Adult talking to child at eye level

Position Paper for Legislative Change

AECEA has created the document Getting It Right (located below) with recommendations based on consultations with early childhood educators and evidence-based research. Take advantage of this information as you advocate for a better profession and quality child care in Alberta.

AECEA believes that any decisions made regarding the Alberta Child Care Licensing Act and Regulations should be made ‘in the best interest of the child’

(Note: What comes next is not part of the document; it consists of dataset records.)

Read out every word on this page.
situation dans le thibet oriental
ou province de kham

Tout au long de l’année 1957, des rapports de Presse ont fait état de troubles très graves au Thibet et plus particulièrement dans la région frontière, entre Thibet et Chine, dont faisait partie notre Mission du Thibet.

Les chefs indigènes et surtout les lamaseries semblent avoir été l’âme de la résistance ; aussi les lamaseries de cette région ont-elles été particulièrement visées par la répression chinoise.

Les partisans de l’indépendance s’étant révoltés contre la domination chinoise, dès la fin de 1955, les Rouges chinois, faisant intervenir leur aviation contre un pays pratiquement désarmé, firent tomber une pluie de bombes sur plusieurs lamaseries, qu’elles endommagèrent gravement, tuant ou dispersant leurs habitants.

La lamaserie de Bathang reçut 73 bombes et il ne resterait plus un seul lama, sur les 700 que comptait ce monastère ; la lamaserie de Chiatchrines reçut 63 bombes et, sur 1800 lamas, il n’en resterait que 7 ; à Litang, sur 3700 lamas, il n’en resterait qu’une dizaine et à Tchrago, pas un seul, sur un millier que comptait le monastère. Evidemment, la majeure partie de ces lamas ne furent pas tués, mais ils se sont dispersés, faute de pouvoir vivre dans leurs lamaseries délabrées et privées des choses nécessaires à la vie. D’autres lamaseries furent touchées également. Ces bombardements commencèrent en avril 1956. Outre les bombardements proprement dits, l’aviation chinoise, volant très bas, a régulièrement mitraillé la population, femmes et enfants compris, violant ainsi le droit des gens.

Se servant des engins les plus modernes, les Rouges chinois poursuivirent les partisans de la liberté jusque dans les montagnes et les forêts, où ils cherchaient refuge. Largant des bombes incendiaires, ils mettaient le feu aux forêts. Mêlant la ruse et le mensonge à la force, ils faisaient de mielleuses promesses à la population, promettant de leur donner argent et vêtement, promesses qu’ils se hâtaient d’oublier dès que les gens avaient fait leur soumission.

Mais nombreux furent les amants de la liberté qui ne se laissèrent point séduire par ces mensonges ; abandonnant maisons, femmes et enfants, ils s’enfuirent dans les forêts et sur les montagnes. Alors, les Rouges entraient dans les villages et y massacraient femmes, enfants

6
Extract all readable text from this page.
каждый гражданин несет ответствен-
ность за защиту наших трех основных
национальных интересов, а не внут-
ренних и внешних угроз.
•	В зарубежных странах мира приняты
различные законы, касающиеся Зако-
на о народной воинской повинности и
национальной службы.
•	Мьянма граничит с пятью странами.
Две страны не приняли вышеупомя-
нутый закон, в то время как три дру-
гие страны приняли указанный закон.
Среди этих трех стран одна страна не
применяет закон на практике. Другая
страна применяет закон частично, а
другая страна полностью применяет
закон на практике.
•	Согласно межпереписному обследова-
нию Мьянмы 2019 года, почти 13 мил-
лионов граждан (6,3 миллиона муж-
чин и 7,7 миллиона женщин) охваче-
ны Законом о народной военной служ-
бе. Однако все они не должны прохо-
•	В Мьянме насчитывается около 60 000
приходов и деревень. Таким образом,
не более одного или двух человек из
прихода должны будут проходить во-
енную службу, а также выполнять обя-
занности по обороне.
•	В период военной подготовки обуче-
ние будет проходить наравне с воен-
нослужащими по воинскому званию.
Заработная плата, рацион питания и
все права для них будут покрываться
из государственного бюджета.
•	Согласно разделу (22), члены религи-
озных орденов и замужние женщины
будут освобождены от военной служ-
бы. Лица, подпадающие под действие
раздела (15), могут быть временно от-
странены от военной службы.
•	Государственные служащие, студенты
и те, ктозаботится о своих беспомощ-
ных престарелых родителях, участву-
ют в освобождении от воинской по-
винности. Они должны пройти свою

Please use the short bites from AECEA's Getting it Right paper located below to help guide your individual advocacy efforts. Together we can achieve a better child care system in Alberta that includes early childhood educators who are well-qualified, well-compensated, respected as professionals, valued for their important work, and supported in providing high-quality child care for Alberta’s children and families.

WORDS MATTER QUALIFICATIONS MATTER
EDUCATION MATTERS PROFESSIONAL DEVELOPMENT MATTERS
EARLY CHILDHOOD EDUCATORS MATTER CHILD RIGHTS MATTER
QUALITY EARLY LEARNING & CHILD CARE MATTERS INFORMED CHOICE MATTERS

January 2021 marked the expiry of Alberta’s 2007 Child Care Licensing Act and regulations. Much has changed since this legislation came into force. A large and growing body of research has accumulated on the importance of high-quality early learning and child care—not just for children and families, but for the enormous benefit it has for economies, communities and societies.

Well-qualified, caring early childhood educators are the prime determinant of a quality child care system, and education is the prime determinant of qualified early childhood educators. Sadly, the educational preparation of Alberta’s early learning and child care workforce is well below international standards.

In many countries, early childhood educators must have at least a bachelor’s or master’s degree in the field. A two-year diploma in early learning and child care is widely accepted as a bare minimum requirement.

In Alberta, only 43% of early childhood educators have a two-year diploma, and for a significant portion of this group, the diploma does not relate to early learning and child care. Forty per cent of early childhood educators have only a 54-hour child care orientation course. Most of Alberta’s early childhood educators have few opportunities for ongoing professional development. All work for low wages in challenging environments—often without health or disability benefits, paid vacations or pension plans, and often with little respect for the important work they do.

This is not good enough. And it’s not right.

The upcoming review of Alberta’s child care licensing legislation provides an opportunity for positive change. Legislating higher qualification standards and supports for early childhood educators can help to build an effective, high-quality early learning and child care system that gives Alberta’s children the best possible start in life.

The Association of Early Childhood Educators of Alberta has three priorities for much-needed legislative changes that will support the province’s early childhood educators:

  1. raising education and education-related standards

  2. legislating mandatory ongoing professional learning

  3. adopting Alberta’s early learning curriculum framework, Flight, within all licensed and approved early learning and child care programs in the province

This paper makes the case for quality and the case for change.